The value of $$\cot^{-1}\left(\frac{\sqrt{1 + \tan^2(2)} - 1}{\tan(2)}\right) - \cot^{-1}\left(\frac{\sqrt{1 + \tan^2(\frac{1}{2})} + 1}{\tan(\frac{1}{2})}\right)$$ is equal to

Write the required value as

$$\cot^{-1}\!\left(\dfrac{\sqrt{1+\tan^{2}2}-1}{\tan 2}\right)\;-\;\cot^{-1}\!\left(\dfrac{\sqrt{1+\tan^{2}\!\left(\dfrac12\right)}+1}{\tan\dfrac12}\right)$$

The standard identity is $$\sqrt{1+\tan^{2}\theta}=|\sec \theta|$$. We must keep the modulus because $$\sec\theta$$ can be negative although the square root is always positive.

Case 1: $$\theta = 2 \text{ rad}$$ (first inverse-cot term)

Because $$\cos2\lt0$$, $$|\sec2|=-\sec2$$. Hence

$$\dfrac{\sqrt{1+\tan^{2}2}-1}{\tan2}= \dfrac{-\sec2-1}{\tan2}= -\dfrac{\sec2+1}{\tan2}$$

Now use the algebraic simplification

$$\dfrac{\sec x+1}{\tan x}= \dfrac{\dfrac1{\cos x}+1}{\dfrac{\sin x}{\cos x}}= \dfrac{1+\cos x}{\sin x}= \dfrac{2\cos^{2}\dfrac x2}{2\sin\dfrac x2\cos\dfrac x2}= \cot\dfrac x2$$

Putting $$x=2$$ gives $$\dfrac{\sec2+1}{\tan2}=\cot1$$, so

$$\dfrac{\sqrt{1+\tan^{2}2}-1}{\tan2}= -\cot1 = \cot\!\bigl(\pi-1\bigr)$$

(since $$\cot(\pi-\alpha)=-\cot\alpha$$). The principal branch of $$\cot^{-1}y$$ lies in $$(0,\pi)$$ and is monotonic, therefore

$$\cot^{-1}\!\left(\dfrac{\sqrt{1+\tan^{2}2}-1}{\tan2}\right)=\cot^{-1}\!\bigl(\cot(\pi-1)\bigr)=\pi-1$$

Case 2: $$\theta=\dfrac12 \text{ rad}$$ (second inverse-cot term)

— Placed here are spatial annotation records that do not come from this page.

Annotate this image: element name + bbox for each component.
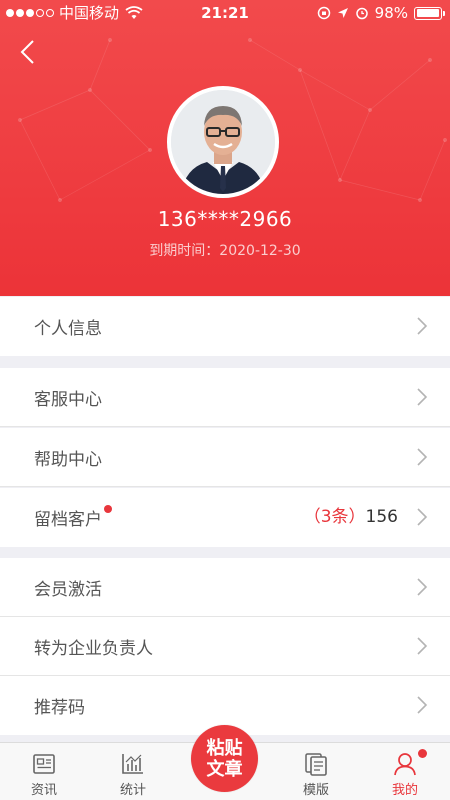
battery-fill — [416, 9, 440, 17]
avatar[interactable] — [167, 86, 279, 198]
menu-label: 帮助中心 — [34, 450, 102, 470]
menu-item-member-activation[interactable]: 会员激活 — [0, 558, 450, 617]
paste-article-button[interactable]: 粘贴 文章 — [191, 725, 258, 792]
menu-item-help-center[interactable]: 帮助中心 — [0, 428, 450, 487]
profile-header: 中国移动 21:21 98% 136****2966 到期时间：2020-12-… — [0, 0, 450, 296]
tab-label: 模版 — [302, 783, 329, 798]
templates-icon — [305, 753, 327, 776]
menu-label: 留档客户 — [34, 510, 102, 530]
paste-button-line1: 粘贴 — [206, 737, 243, 759]
menu-label: 推荐码 — [34, 698, 85, 718]
chevron-right-icon — [417, 578, 428, 596]
menu-label: 转为企业负责人 — [34, 639, 153, 659]
chevron-right-icon — [417, 448, 428, 466]
chevron-right-icon — [417, 696, 428, 714]
status-right: 98% — [317, 0, 445, 26]
paste-button-line2: 文章 — [206, 758, 243, 780]
status-bar: 中国移动 21:21 98% — [0, 0, 450, 26]
new-badge-dot — [104, 504, 112, 513]
tab-stats[interactable]: 统计 — [98, 743, 168, 800]
chevron-right-icon — [417, 317, 428, 335]
tab-templates[interactable]: 模版 — [281, 743, 351, 800]
news-icon — [33, 754, 55, 774]
paren-close: ） — [348, 507, 366, 527]
client-count: （3条）156 — [304, 488, 398, 547]
menu-label: 会员激活 — [34, 580, 102, 600]
tab-label: 我的 — [391, 783, 418, 798]
tab-label: 资讯 — [30, 783, 57, 798]
new-clients-count: 3条 — [320, 507, 349, 527]
total-clients-count: 156 — [365, 507, 398, 527]
chevron-right-icon — [417, 508, 428, 526]
menu-label: 个人信息 — [34, 319, 102, 339]
tab-mine[interactable]: 我的 — [370, 743, 440, 800]
menu-item-customer-service[interactable]: 客服中心 — [0, 368, 450, 427]
chevron-right-icon — [417, 637, 428, 655]
menu-item-personal-info[interactable]: 个人信息 — [0, 297, 450, 356]
rotation-lock-icon — [317, 6, 330, 20]
user-icon — [394, 753, 416, 776]
stats-icon — [122, 754, 143, 774]
battery-percent: 98% — [374, 4, 408, 22]
alarm-icon — [355, 7, 368, 20]
paren-open: （ — [303, 507, 321, 527]
menu-label: 客服中心 — [34, 390, 102, 410]
battery-icon — [414, 6, 445, 20]
tab-label: 统计 — [119, 783, 146, 798]
menu-item-become-enterprise-owner[interactable]: 转为企业负责人 — [0, 617, 450, 676]
tab-news[interactable]: 资讯 — [9, 743, 79, 800]
phone-number: 136****2966 — [157, 207, 293, 231]
avatar-portrait — [171, 90, 275, 194]
menu-item-saved-clients[interactable]: 留档客户 （3条）156 — [0, 488, 450, 547]
notification-dot — [418, 749, 427, 758]
expiry-date: 到期时间：2020-12-30 — [149, 243, 301, 259]
location-arrow-icon — [337, 8, 348, 18]
back-arrow-icon[interactable] — [16, 38, 40, 66]
chevron-right-icon — [417, 388, 428, 406]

Here $$\cos\dfrac12\gt0$$, so $$|\sec\dfrac12|=\sec\dfrac12$$. Thus

$$\dfrac{\sqrt{1+\tan^{2}\dfrac12}+1}{\tan\dfrac12}= \dfrac{\sec\dfrac12+1}{\tan\dfrac12}=\cot\dfrac14$$

Because $$0\lt \dfrac14\lt \dfrac\pi2$$, the principal value is simply

$$\cot^{-1}\!\left(\dfrac{\sqrt{1+\tan^{2}\dfrac12}+1}{\tan\dfrac12}\right)=\cot^{-1}\!\bigl(\cot\dfrac14\bigr)=\dfrac14$$

Final value

$$\bigl(\pi-1\bigr)-\dfrac14=\pi-\dfrac54$$

Therefore the required value equals $$\pi-\dfrac54$$, which corresponds to Option A.